From one to the next multiplied the flames, casting a glow over smiling faces, and then we started down the mountain path. The wildflowers, trees, and shrubs were in full bloom. There was the plateau where Alec and I had spent the night before I fled back to Los Angeles.
I waited until my walking rhythm was well established, and then it was time for my experiment. For some reason I existed in liminal space, so I meant to learn how to control it. I reached back a couple of centuries, to this very morning…
And there they were.
For Aurélie and Elisheva, Margit and Irena, it was a foggy morning. Their candles were much bigger than ours, and they walked arm in arm, their gowns silken, tied high in Empire style. They were not singing “Xanpia’s Wreath” but a round that blended perfectly—a Jewish hymn, something Russian, and something in Latin. I wondered if Mord had found the music and made it match like that.
Aurélie walked with her face lifted, full of joy.

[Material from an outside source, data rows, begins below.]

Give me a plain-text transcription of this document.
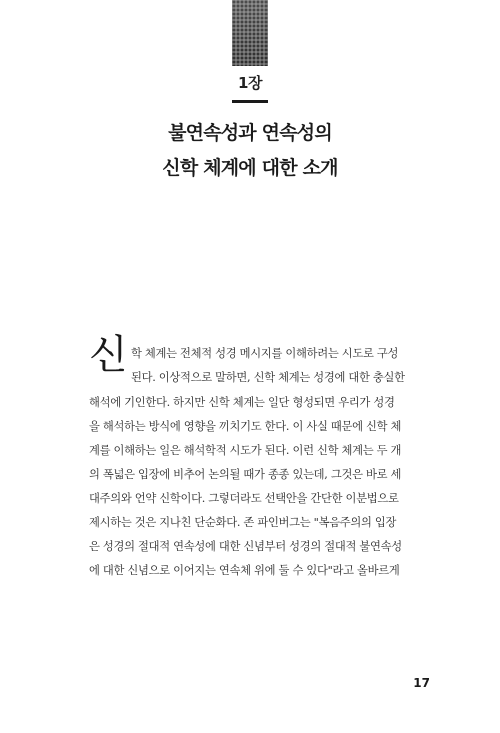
1장
불연속성과 연속성의
신학 체계에 대한 소개
신 학 체계는 전체적 성경 메시지를 이해하려는 시도로 구성
된다. 이상적으로 말하면, 신학 체계는 성경에 대한 충실한
해석에 기인한다. 하지만 신학 체계는 일단 형성되면 우리가 성경
을 해석하는 방식에 영향을 끼치기도 한다. 이 사실 때문에 신학 체
계를 이해하는 일은 해석학적 시도가 된다. 이런 신학 체계는 두 개
의 폭넓은 입장에 비추어 논의될 때가 종종 있는데, 그것은 바로 세
대주의와 언약 신학이다. 그렇더라도 선택안을 간단한 이분법으로
제시하는 것은 지나친 단순화다. 존 파인버그는 "복음주의의 입장
은 성경의 절대적 연속성에 대한 신념부터 성경의 절대적 불연속성
에 대한 신념으로 이어지는 연속체 위에 둘 수 있다"라고 올바르게
17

And then they were gone, and I was back, nearly stumbling over a rock. I hopped just in time, my candle flickering and splattering wax down my front. Ow.
It was full morning when we reached the palace garden, and a short while later the square, where families waited. Some separated off to go to church, basilica, or temple, others to be fêted at family breakfasts.

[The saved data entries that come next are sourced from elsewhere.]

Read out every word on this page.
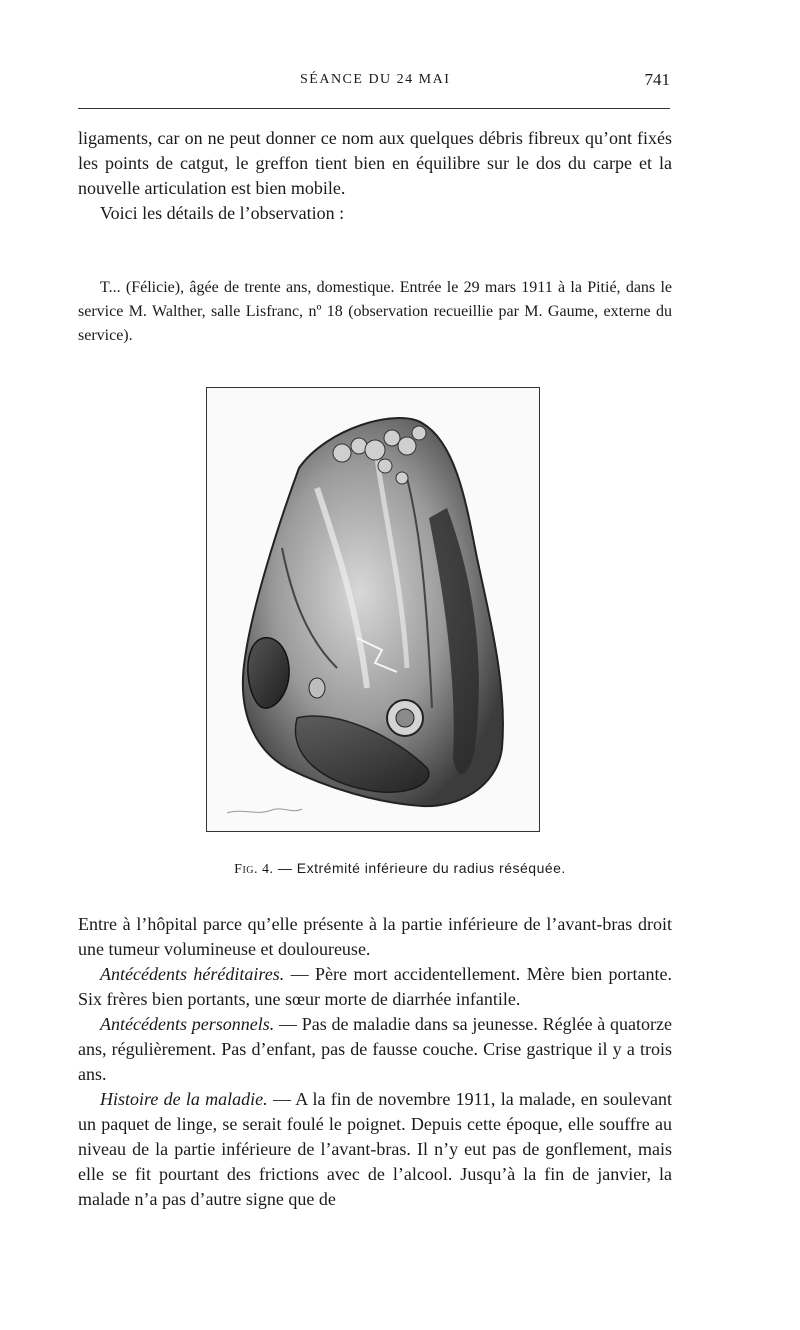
SÉANCE DU 24 MAI	741

ligaments, car on ne peut donner ce nom aux quelques débris fibreux qu’ont fixés les points de catgut, le greffon tient bien en équilibre sur le dos du carpe et la nouvelle articulation est bien mobile.

Voici les détails de l’observation :

T... (Félicie), âgée de trente ans, domestique. Entrée le 29 mars 1911 à la Pitié, dans le service M. Walther, salle Lisfranc, nº 18 (observation recueillie par M. Gaume, externe du service).
Fig. 4. — Extrémité inférieure du radius réséquée.

Entre à l’hôpital parce qu’elle présente à la partie inférieure de l’avant-bras droit une tumeur volumineuse et douloureuse.

Antécédents héréditaires. — Père mort accidentellement. Mère bien portante. Six frères bien portants, une sœur morte de diarrhée infantile.

Antécédents personnels. — Pas de maladie dans sa jeunesse. Réglée à quatorze ans, régulièrement. Pas d’enfant, pas de fausse couche. Crise gastrique il y a trois ans.

Histoire de la maladie. — A la fin de novembre 1911, la malade, en soulevant un paquet de linge, se serait foulé le poignet. Depuis cette époque, elle souffre au niveau de la partie inférieure de l’avant-bras. Il n’y eut pas de gonflement, mais elle se fit pourtant des frictions avec de l’alcool. Jusqu’à la fin de janvier, la malade n’a pas d’autre signe que de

My breakfast was at the palace, with my parents, Gran, Alec, and soon-to-be-King Milo, Alec’s father, whose health was frail these days. Also present were all the cousins: tall, stylish Phaedra Danilov and her brother, descendants of Captain Danilov of the King’s Guard; Honoré de Vauban, baron, whose new house was nearly finished. I wondered how much he knew about his one-eyed diplomat forebear. Oh yes, he was an archivist. He’d know if anyone did.
The von Mecklundburgs were all there. Tony lounged in the background while watching me narrow-eyed, as though trying to figure out the mystery. Even Cerisette was there. She was blond again, perfectly turned out in the latest French fashion.
Her only comment was, “I trust you are well enough to favor me with a long overdue consultation. Unless you want your wedding to be a surprise?”
“I’ll be there tomorrow,” I said.
Tony cornered me at the end of breakfast, when everyone was talking to everyone else. “Cold feet?” he asked, one brow aslant.
I looked into his tilted black eyes, throwbacks to Aurélie’s beautiful family. I don’t know what he saw in my expression, but his altered to inquiry, and I said, “I saw Ruli.”
That he did not expect. “And?”
“She was in Paris. I think she likes her new state. She seemed more self-assured.”
He whistled softly. “You ran away to Paris?”
“I was sent there,” I said. “No choice. And it was not the Paris you are accustomed to.”
“I don’t know whether to be relieved or terrified. About my sister, I mean.”